At this moment, the most beautiful thing in this waiting room isn’t the sparkling that surrounds me, but that innocent child, casting light with total abandon, unaware of what she’s doing.
This girl in pink reminds me of Olivia Meadows, a character in The Singing Stick, my novel-in-progress. Olivia is eight, so she’s a bit older than my spangly little friend, but she too is dressed for winter, all in pink.
Olivia’s home life is far from perfect, to put it mildly. She might be young, but she’s no longer innocent. Nevertheless, she can see things that nobody else can—things like “Hat Lady,” who always carries a straw hat, decorated with flowers.
Hat Lady isn’t solid. She’s see-through, and she can walk through stuff. Olivia can’t name the kind of creature Hat Lady might be, but, to her mind, “Things can be real even if you can’t put them into words. Maybe things without words are the realest things of all.”
Olivia trusts Hat Lady enough to secretly follow her and the next-door neighbor she calls “Grampa” into a snowstorm.
Olivia and Grampa have never met, exactly. But she has spied on him as he plays his clarinet, across the hedge from her window. She has spied on him in other ways too, but frankly, I can’t talk about them here, in a waiting room.
Eventually, in the snow, Olivia introduces herself to Grampa. In fact, she introduces herself many times, because Grampa’s brain is broken, and he can’t remember who she is. (He also can’t see Hat Lady. Poor guy.)
The snowstorm intensifies. Olivia is ignorant of the danger. She’s mostly just glad to be gone from her house and to be in the company of Hat Lady and Grampa. But her bright, tender mind is busy, trying to wrap itself around her circumstances:
It’s like the world’s a big board game. So big, you can’t see the edges.
The board’s always got lots of games going on at the same time. But from where you sit, your game looks like the only one.
The rules of your game depend on the number of players. You and Grampa and Hat Lady make three. You’ve each got a game piece of a different color.
Sometimes you land on a magic square. Magic squares are see-through, like Hat Lady. They look like ordinary colored squares till you land on them. That’s when the coolest stuff happens, sort of like balloons and confetti and streamers and candy!
The space that was normal, last roll of the dice, might blow your mind, the next one. That’s the deal about magic: You never see it coming.

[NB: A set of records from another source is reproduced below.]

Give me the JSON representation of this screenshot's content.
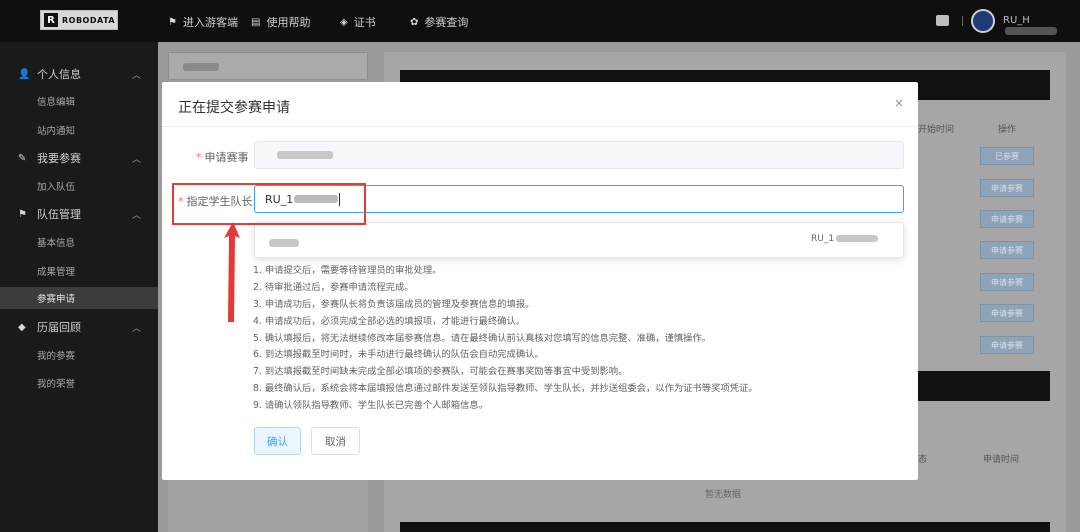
{
  "nav": {
    "logo_letter": "R",
    "logo_text": "ROBODATA",
    "items": [
      {
        "icon": "flag-icon",
        "glyph": "⚑",
        "label": "进入游客端"
      },
      {
        "icon": "book-icon",
        "glyph": "▤",
        "label": "使用帮助"
      },
      {
        "icon": "certificate-icon",
        "glyph": "◈",
        "label": "证书"
      },
      {
        "icon": "trophy-icon",
        "glyph": "✿",
        "label": "参赛查询"
      }
    ],
    "username": "RU_H"
  },
  "sidebar": {
    "groups": [
      {
        "label": "个人信息",
        "icon": "user-icon",
        "glyph": "👤",
        "items": [
          "信息编辑",
          "站内通知"
        ]
      },
      {
        "label": "我要参赛",
        "icon": "pen-icon",
        "glyph": "✎",
        "items": [
          "加入队伍"
        ]
      },
      {
        "label": "队伍管理",
        "icon": "flag-icon",
        "glyph": "⚑",
        "items": [
          "基本信息",
          "成果管理",
          "参赛申请"
        ]
      },
      {
        "label": "历届回顾",
        "icon": "cube-icon",
        "glyph": "◆",
        "items": [
          "我的参赛",
          "我的荣誉"
        ]
      }
    ],
    "active_item": "参赛申请"
  },
  "background": {
    "col_start_time": "开始时间",
    "col_action": "操作",
    "btn_applied": "已参赛",
    "btn_apply": "申请参赛",
    "col_status": "态",
    "col_apply_time": "申请时间",
    "no_data": "暂无数据"
  },
  "modal": {
    "title": "正在提交参赛申请",
    "close": "×",
    "field_competition_label": "申请赛事",
    "field_captain_label": "指定学生队长",
    "field_captain_value": "RU_1",
    "required_mark": "*",
    "dropdown_right": "RU_1",
    "notes": [
      "1. 申请提交后，需要等待管理员的审批处理。",
      "2. 待审批通过后，参赛申请流程完成。",
      "3. 申请成功后，参赛队长将负责该届成员的管理及参赛信息的填报。",
      "4. 申请成功后，必须完成全部必选的填报项，才能进行最终确认。",
      "5. 确认填报后，将无法继续修改本届参赛信息。请在最终确认前认真核对您填写的信息完整、准确，谨慎操作。",
      "6. 到达填报截至时间时，未手动进行最终确认的队伍会自动完成确认。",
      "7. 到达填报截至时间缺未完成全部必填项的参赛队，可能会在赛事奖励等事宜中受到影响。",
      "8. 最终确认后，系统会将本届填报信息通过邮件发送至领队指导教师、学生队长，并抄送组委会，以作为证书等奖项凭证。",
      "9. 请确认领队指导教师、学生队长已完善个人邮箱信息。"
    ],
    "confirm_label": "确认",
    "cancel_label": "取消"
  },
  "colors": {
    "primary": "#409eff",
    "required": "#f56c6c",
    "annotation": "#e53935"
  }
}
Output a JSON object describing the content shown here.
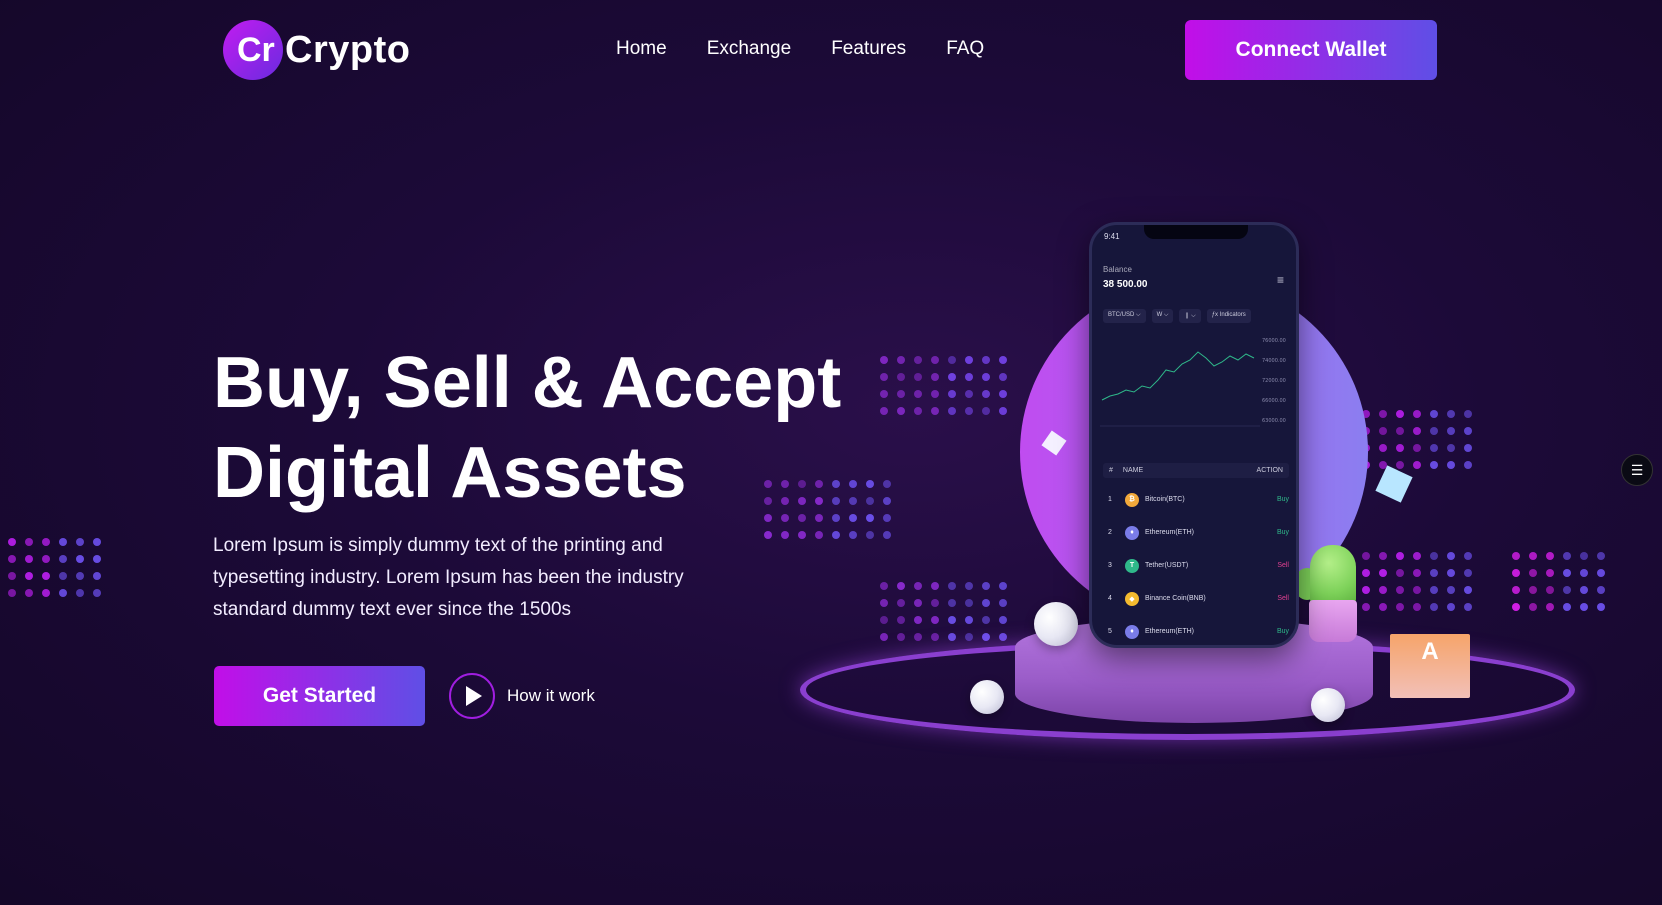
{
  "header": {
    "logo_mark": "Cr",
    "logo_text": "Crypto",
    "nav": [
      "Home",
      "Exchange",
      "Features",
      "FAQ"
    ],
    "connect_label": "Connect Wallet"
  },
  "hero": {
    "title_line1": "Buy, Sell & Accept",
    "title_line2": "Digital Assets",
    "description": "Lorem Ipsum is simply dummy text of the printing and typesetting industry. Lorem Ipsum has been the industry standard dummy text ever since the 1500s",
    "cta_label": "Get Started",
    "secondary_label": "How it work"
  },
  "phone": {
    "time": "9:41",
    "balance_label": "Balance",
    "balance_value": "38 500.00",
    "controls": [
      "BTC/USD ⌵",
      "W ⌵",
      "❙ ⌵",
      "ƒx Indicators"
    ],
    "table_headers": [
      "#",
      "NAME",
      "ACTION"
    ],
    "rows": [
      {
        "num": "1",
        "name": "Bitcoin(BTC)",
        "action": "Buy",
        "coin_color": "#f2a93b",
        "symbol": "₿"
      },
      {
        "num": "2",
        "name": "Ethereum(ETH)",
        "action": "Buy",
        "coin_color": "#7a7ce8",
        "symbol": "♦"
      },
      {
        "num": "3",
        "name": "Tether(USDT)",
        "action": "Sell",
        "coin_color": "#2fb88a",
        "symbol": "T"
      },
      {
        "num": "4",
        "name": "Binance Coin(BNB)",
        "action": "Sell",
        "coin_color": "#f3ba2f",
        "symbol": "◆"
      },
      {
        "num": "5",
        "name": "Ethereum(ETH)",
        "action": "Buy",
        "coin_color": "#7a7ce8",
        "symbol": "♦"
      }
    ]
  },
  "colors": {
    "accent_start": "#c20ee8",
    "accent_end": "#5f4fe6",
    "buy": "#2fb88a",
    "sell": "#e04090"
  }
}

Nobody can jump other pieces, or capture them, or send them back to Start. There’s no Start anywhere on the gameboard. No Finish either.

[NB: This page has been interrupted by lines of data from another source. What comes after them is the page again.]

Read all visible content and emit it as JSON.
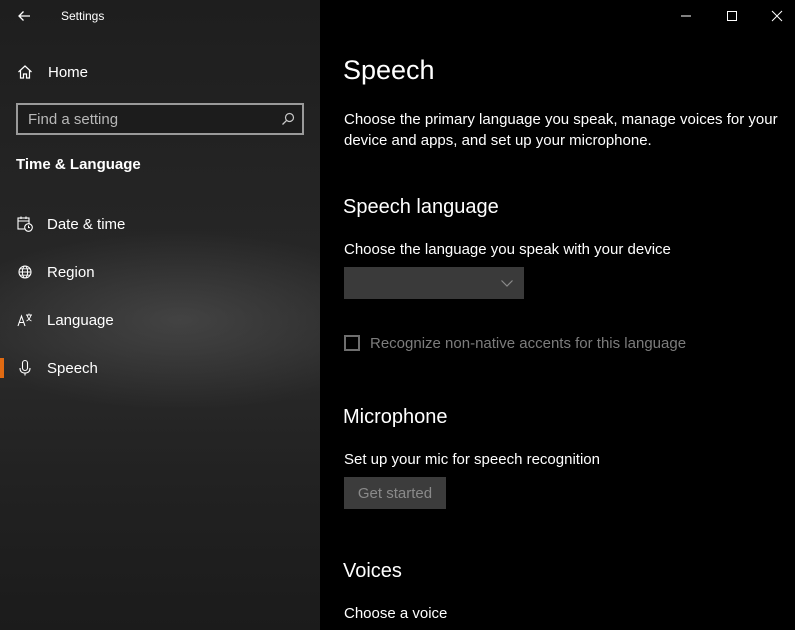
{
  "window": {
    "title": "Settings",
    "controls": [
      "minimize-icon",
      "maximize-icon",
      "close-icon"
    ]
  },
  "sidebar": {
    "home_label": "Home",
    "search": {
      "placeholder": "Find a setting",
      "value": ""
    },
    "section_header": "Time & Language",
    "items": [
      {
        "label": "Date & time",
        "icon": "calendar-clock-icon",
        "selected": false
      },
      {
        "label": "Region",
        "icon": "globe-icon",
        "selected": false
      },
      {
        "label": "Language",
        "icon": "language-icon",
        "selected": false
      },
      {
        "label": "Speech",
        "icon": "microphone-icon",
        "selected": true
      }
    ]
  },
  "main": {
    "title": "Speech",
    "description": "Choose the primary language you speak, manage voices for your device and apps, and set up your microphone.",
    "speech_language": {
      "heading": "Speech language",
      "label": "Choose the language you speak with your device",
      "dropdown_value": "",
      "checkbox_label": "Recognize non-native accents for this language",
      "checkbox_checked": false
    },
    "microphone": {
      "heading": "Microphone",
      "label": "Set up your mic for speech recognition",
      "button_label": "Get started"
    },
    "voices": {
      "heading": "Voices",
      "label": "Choose a voice"
    }
  },
  "colors": {
    "accent": "#e06a12",
    "main_background": "#000000",
    "disabled_text": "#7c7c7c"
  }
}
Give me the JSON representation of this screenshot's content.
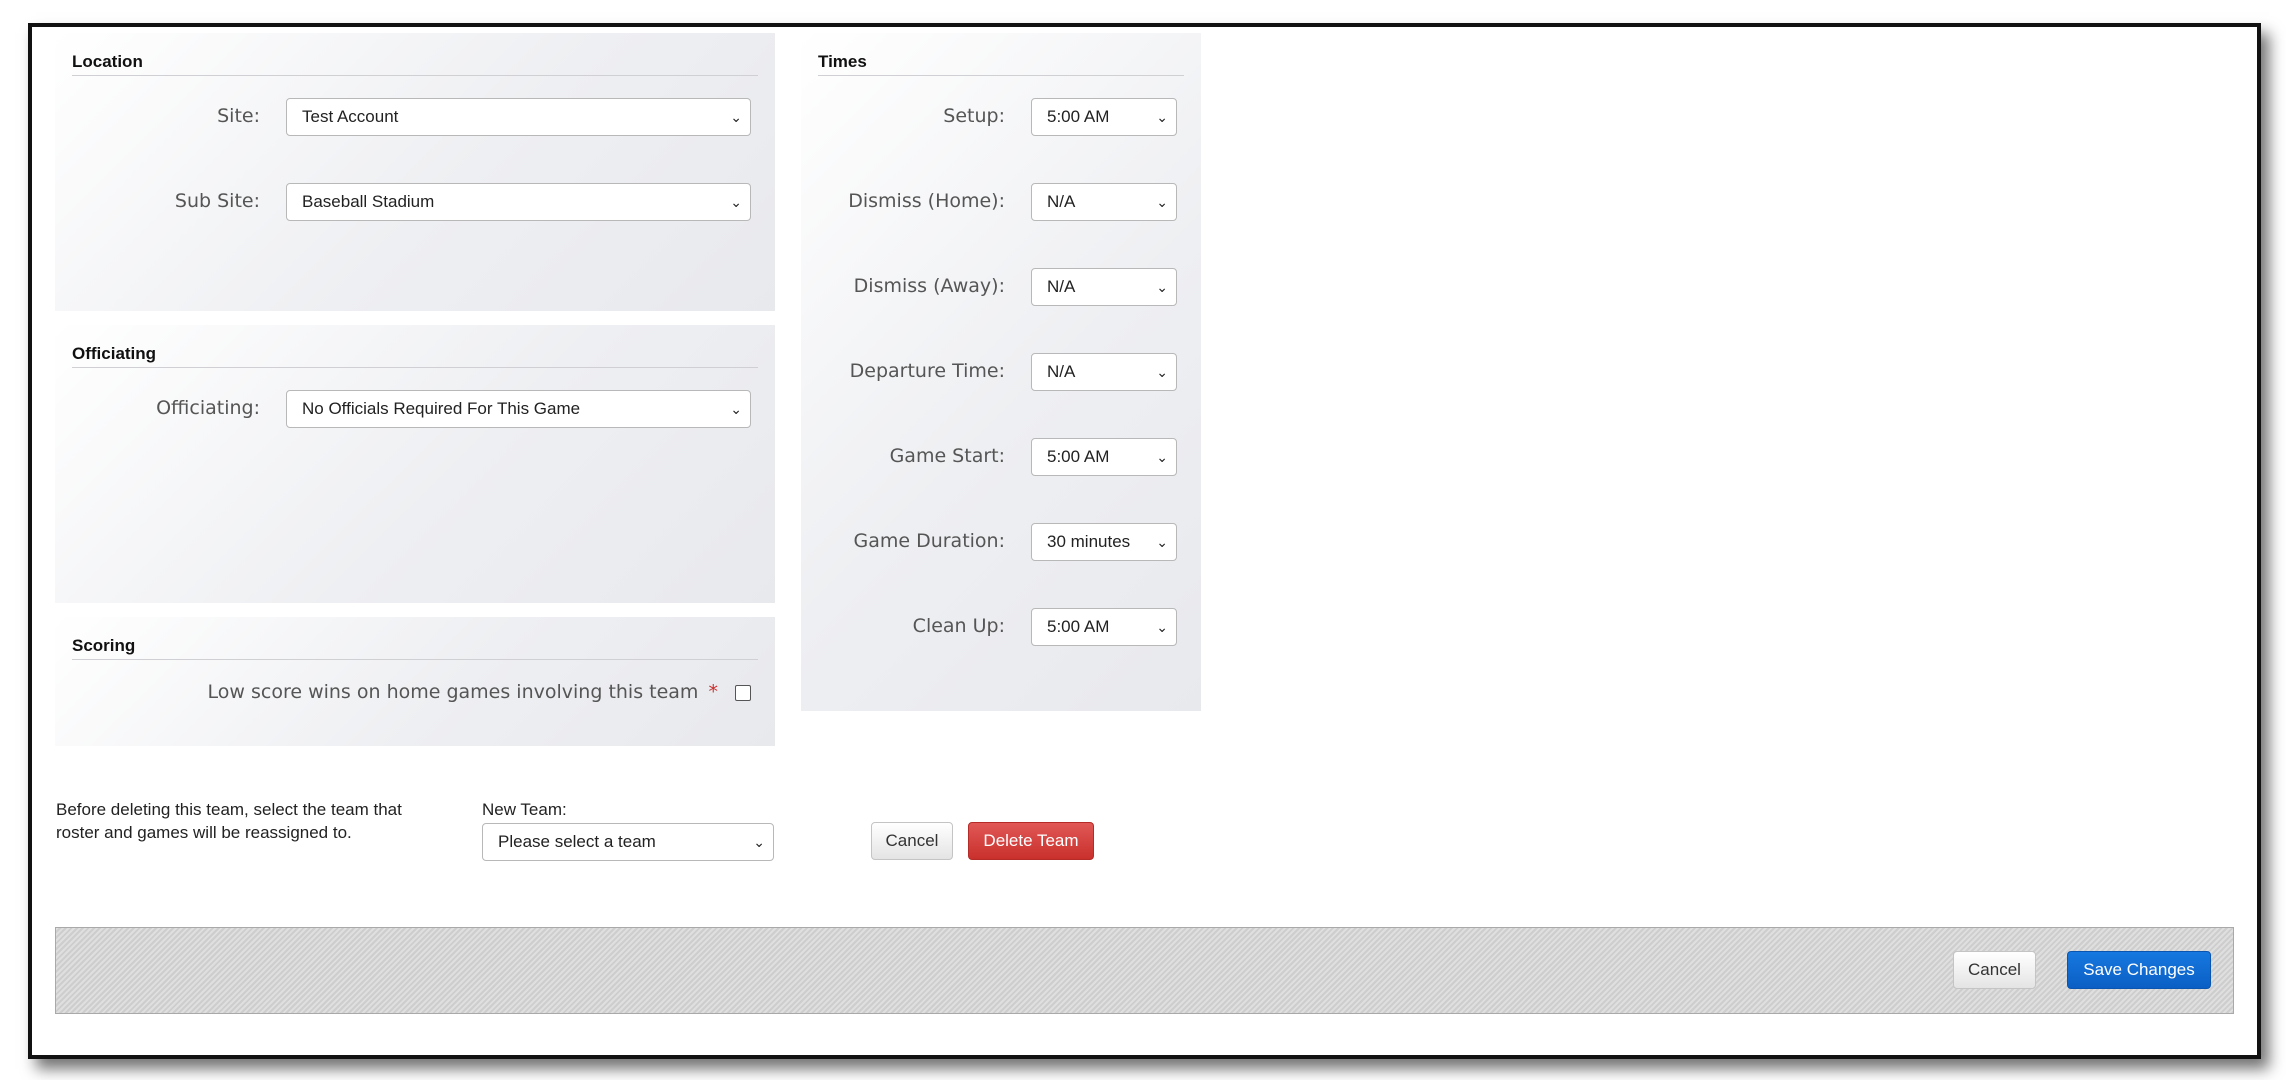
{
  "location": {
    "title": "Location",
    "site_label": "Site:",
    "site_value": "Test Account",
    "subsite_label": "Sub Site:",
    "subsite_value": "Baseball Stadium"
  },
  "officiating": {
    "title": "Officiating",
    "label": "Officiating:",
    "value": "No Officials Required For This Game"
  },
  "scoring": {
    "title": "Scoring",
    "low_score_label": "Low score wins on home games involving this team",
    "required_marker": "*",
    "low_score_checked": false
  },
  "times": {
    "title": "Times",
    "rows": [
      {
        "label": "Setup:",
        "value": "5:00 AM"
      },
      {
        "label": "Dismiss (Home):",
        "value": "N/A"
      },
      {
        "label": "Dismiss (Away):",
        "value": "N/A"
      },
      {
        "label": "Departure Time:",
        "value": "N/A"
      },
      {
        "label": "Game Start:",
        "value": "5:00 AM"
      },
      {
        "label": "Game Duration:",
        "value": "30 minutes"
      },
      {
        "label": "Clean Up:",
        "value": "5:00 AM"
      }
    ]
  },
  "delete_team": {
    "instruction_line1": "Before deleting this team, select the team that",
    "instruction_line2": "roster and games will be reassigned to.",
    "new_team_label": "New Team:",
    "new_team_value": "Please select a team",
    "cancel_label": "Cancel",
    "delete_label": "Delete Team"
  },
  "footer": {
    "cancel_label": "Cancel",
    "save_label": "Save Changes"
  },
  "colors": {
    "primary": "#0b5fc4",
    "danger": "#c9302c",
    "required": "#c9302c"
  }
}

Nobody wins. Nobody loses. Everybody keeps moving around the board, avoiding booby traps and collecting prizes, till the sand in the timer runs out.
The timer flips over again, all on its own. Like it’s held by an invisible hand.

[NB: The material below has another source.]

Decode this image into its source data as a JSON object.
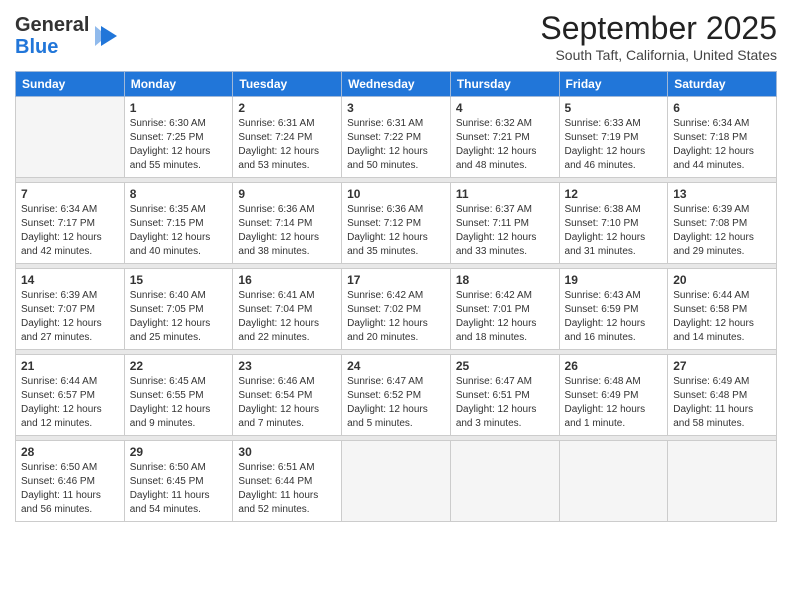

What Olivia doesn’t know is that the gameboard is getting more and more crowded with all sorts of scary landing spots. If she and Grampa are to survive, they’ll need all available light, including Hat Lady’s and their own.
Two girls in pink. One of them is real. The other, though invented by my imagination, is also alive.
Both girls are messengers. They remind us that we can change the appearance of our own gameboard by imitating their example—by casting light with total abandon.